Editions Atalante – Collection Le Maedre

9782841726349

Changer le cours des évènements, réparer ses erreurs et se donner une nouvelle chance en remontant le temps, qui n’en a pas rêvé un jour ?

Alex, chef accessoiriste reconnu dans le milieu du cinéma, doit justement travailler sur un film fantastique dont c’est le sujet. Personnage solitaire et colérique, il se consacre totalement à son métier depuis son divorce et s’occupe peu de son fils, Théo, dont il déteste s’encombrer sur les tournages. Il accepte néanmoins de l’emmener sur celui-ci car il s’agit de l’adaptation du dernier roman de l’auteur culte de Théo, Stan Iala. Cet auteur a toujours refusé de se laisser photographier et cultive le mystère. Or, il devrait assister au tournage d’une scène capitale, dans laquelle apparaît la fameuse horloge qui permet de remonter le temps. Alex parait plus nerveux que d’habitude et Théo, inquiet, ne tarde pas à découvrir que son père a bien connu Stan Iala dans son enfance. Leur rencontre n’a rien d’un hasard et l’auteur poursuit un but obsessionnel : renvoyer Alex dans le passé pour réparer un acte lourd de conséquences. Car l’horloge possède réellement ce pouvoir mais lorsqu’il met en œuvre le processus, c’est Théo qui est accidentellement projeté trente en arrière.
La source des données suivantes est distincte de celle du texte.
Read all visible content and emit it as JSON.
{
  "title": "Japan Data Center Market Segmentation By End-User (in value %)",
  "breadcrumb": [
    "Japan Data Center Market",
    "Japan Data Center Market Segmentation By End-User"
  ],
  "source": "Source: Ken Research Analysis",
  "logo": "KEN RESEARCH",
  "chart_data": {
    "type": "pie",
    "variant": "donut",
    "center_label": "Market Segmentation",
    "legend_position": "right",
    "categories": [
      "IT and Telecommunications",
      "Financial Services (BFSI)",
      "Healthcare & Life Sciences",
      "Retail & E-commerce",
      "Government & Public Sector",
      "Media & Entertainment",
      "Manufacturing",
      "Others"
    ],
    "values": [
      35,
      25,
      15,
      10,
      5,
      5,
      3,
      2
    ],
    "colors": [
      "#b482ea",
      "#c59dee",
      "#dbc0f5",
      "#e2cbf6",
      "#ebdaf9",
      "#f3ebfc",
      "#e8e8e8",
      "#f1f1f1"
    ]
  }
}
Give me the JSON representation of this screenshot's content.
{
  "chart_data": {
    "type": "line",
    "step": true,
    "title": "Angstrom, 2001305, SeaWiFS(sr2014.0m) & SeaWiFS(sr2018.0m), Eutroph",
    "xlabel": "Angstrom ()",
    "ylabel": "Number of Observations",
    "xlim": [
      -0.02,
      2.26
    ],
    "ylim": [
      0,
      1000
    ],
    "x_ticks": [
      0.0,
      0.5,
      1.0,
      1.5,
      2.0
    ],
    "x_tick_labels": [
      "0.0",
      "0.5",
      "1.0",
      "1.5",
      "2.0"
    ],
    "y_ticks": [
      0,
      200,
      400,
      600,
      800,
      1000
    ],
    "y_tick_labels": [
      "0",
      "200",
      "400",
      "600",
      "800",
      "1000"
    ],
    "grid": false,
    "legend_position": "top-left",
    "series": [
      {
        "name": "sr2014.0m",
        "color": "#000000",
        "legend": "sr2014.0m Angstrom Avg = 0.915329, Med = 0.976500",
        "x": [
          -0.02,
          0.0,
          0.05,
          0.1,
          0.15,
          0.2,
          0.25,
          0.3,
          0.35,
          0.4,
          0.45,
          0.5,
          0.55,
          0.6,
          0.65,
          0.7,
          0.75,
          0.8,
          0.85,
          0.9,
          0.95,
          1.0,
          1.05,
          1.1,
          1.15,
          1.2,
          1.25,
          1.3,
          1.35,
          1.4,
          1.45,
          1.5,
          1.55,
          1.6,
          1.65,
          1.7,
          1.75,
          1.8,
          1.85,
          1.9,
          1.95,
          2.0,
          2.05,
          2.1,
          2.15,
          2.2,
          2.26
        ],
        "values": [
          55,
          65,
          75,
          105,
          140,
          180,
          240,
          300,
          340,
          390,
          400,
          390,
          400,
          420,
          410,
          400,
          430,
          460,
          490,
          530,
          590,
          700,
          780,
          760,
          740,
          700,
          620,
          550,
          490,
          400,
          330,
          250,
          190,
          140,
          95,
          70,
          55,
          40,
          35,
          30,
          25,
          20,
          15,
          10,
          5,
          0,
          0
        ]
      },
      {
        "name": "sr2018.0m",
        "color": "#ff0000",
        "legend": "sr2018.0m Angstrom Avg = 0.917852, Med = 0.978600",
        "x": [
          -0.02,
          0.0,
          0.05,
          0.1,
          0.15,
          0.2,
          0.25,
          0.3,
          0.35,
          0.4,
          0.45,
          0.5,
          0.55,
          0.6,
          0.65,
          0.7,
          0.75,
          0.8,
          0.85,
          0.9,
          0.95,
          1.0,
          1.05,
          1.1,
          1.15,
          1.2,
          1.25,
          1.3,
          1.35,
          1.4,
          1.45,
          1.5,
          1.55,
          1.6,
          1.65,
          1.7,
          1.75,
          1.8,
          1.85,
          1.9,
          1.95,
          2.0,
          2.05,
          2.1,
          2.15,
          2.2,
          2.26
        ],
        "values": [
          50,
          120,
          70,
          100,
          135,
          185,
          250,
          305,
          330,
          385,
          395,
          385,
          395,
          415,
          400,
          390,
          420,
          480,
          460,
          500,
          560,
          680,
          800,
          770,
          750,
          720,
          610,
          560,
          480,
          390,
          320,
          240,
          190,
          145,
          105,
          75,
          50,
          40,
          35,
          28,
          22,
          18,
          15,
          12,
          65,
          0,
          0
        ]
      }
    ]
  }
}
Prisonnier du corps de son père dans une vie dont il ignore tout, il doit remplir une mission précise et sauver la vie de quelqu’un, mais sans connaître son identité, tout en respectant les règles spécifiques aux voyages dans le temps, soit ne rien modifier du déroulement des évènements jusqu’à ce moment précis.

Sur un argument très proche du cultissime « Retour vers le futur », Anne Fakhouri construit une intrigue solide et tout à fait personnelle. L’intrusion involontaire de Théo dans l’adolescence de son père constitue un ressort palpitant et riche en questionnements. Il se trouve en effet contraint de reproduire un acte méprisable et se débat avec sa conscience, écartelé entre sa mission, son désir de retrouver sa propre vie et la hantise de provoquer plus grave encore ou même d’anéantir son existence. C’est avant l’image du père qui est en jeu et l’empathie que suscite l’efficacité de l’écriture permet de soulever de nombreuses questions au coeur de la construction adolescente Quel regard porte-t-on sur ses parents en grandissant ? Quel type de rapports désire-t-on instaurer avec eux? Comment déjouer les schémas de répétition dans les familles marquées par la violence, le deuil ou l’abandon ?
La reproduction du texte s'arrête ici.